Behind me, the crowd clamors,
endlessly clanging dishes and utensils.
The mouth, gnawing without sensation,
at those things said to delay death,
that just last night were vigorously growing,
this morning still brimming with life.
Tomorrow, these once-vibrant living things
will become rotting flesh on a rigid corpse.
"Eat up, eat up! You won't grow if you don't eat!"
A woman nearby coaxes her child, full of tender love.
A bleak smile — in the dazzling sunlight,
I set down this dark poem.
Cold Crows
"Why are your songs always so mournful,
why are your poems always so bleak?
Can the blazing sun of summer not warm you,
nor the gorgeous blossoms in spring's light bring you joy?

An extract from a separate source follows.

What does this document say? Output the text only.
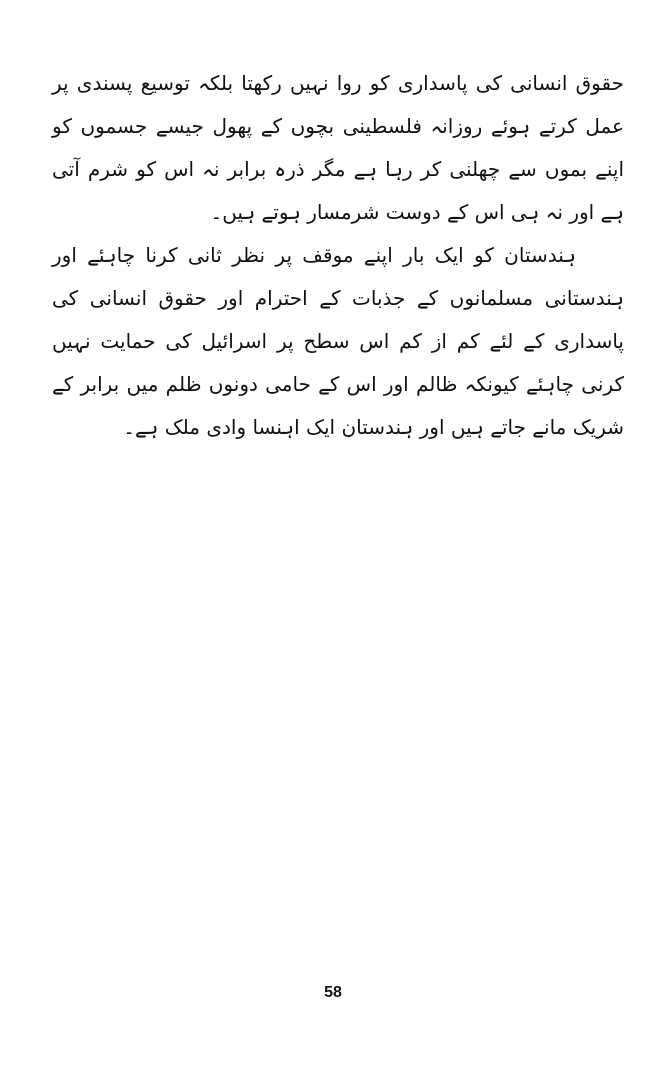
حقوق انسانی کی پاسداری کو روا نہیں رکھتا بلکہ توسیع پسندی پر عمل کرتے ہوئے روزانہ فلسطینی بچوں کے پھول جیسے جسموں کو اپنے بموں سے چھلنی کر رہا ہے مگر ذرہ برابر نہ اس کو شرم آتی ہے اور نہ ہی اس کے دوست شرمسار ہوتے ہیں۔

ہندستان کو ایک بار اپنے موقف پر نظر ثانی کرنا چاہئے اور ہندستانی مسلمانوں کے جذبات کے احترام اور حقوق انسانی کی پاسداری کے لئے کم از کم اس سطح پر اسرائیل کی حمایت نہیں کرنی چاہئے کیونکہ ظالم اور اس کے حامی دونوں ظلم میں برابر کے شریک مانے جاتے ہیں اور ہندستان ایک اہنسا وادی ملک ہے۔

58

Oh, come now, melancholy one,
come join our revelry."
"No, no! Let me forever be like
the bare branches of winter, wailing between heaven and earth.
The north wind, bitter and fierce, ravages the land at will,
cruel snow and bitter cold mercilessly bury all things —
why must one frolic carefree like a skylark?
Let me instead stand like the Reaper at that desolate grave mound,
draped in a black robe, holding a long pale staff,
tolling the ominous bell for mankind under the radiant spring light."
Sun
Oh, Sun! You spread this invisible golden net
ensnaring all things in the world, eavesdropping, surveilling —
by what right! Your light, your warmth?
Under your radiance, beasts don fine garments
to mask the carnal desires they cannot suppress,
piling on smiles, shrieking in grating pitch.
And your warmth, stirring boundless debauchery —
in your hot wind, every organ of man
opens its blood-red maw, scrambling, tearing.
Ah, Sun, by what right do you reign so high above!
Hypocrisy accompanies your rise, evil trails your descent,
and you, you greatest villain, greatest hypocrite on earth,
put on airs of bestowing grace upon all things to enslave the living.
I am a stagnant pool of foul water,
I will never let you come disturb me,
get down from that throne at once —
in this world, only equality shall exist!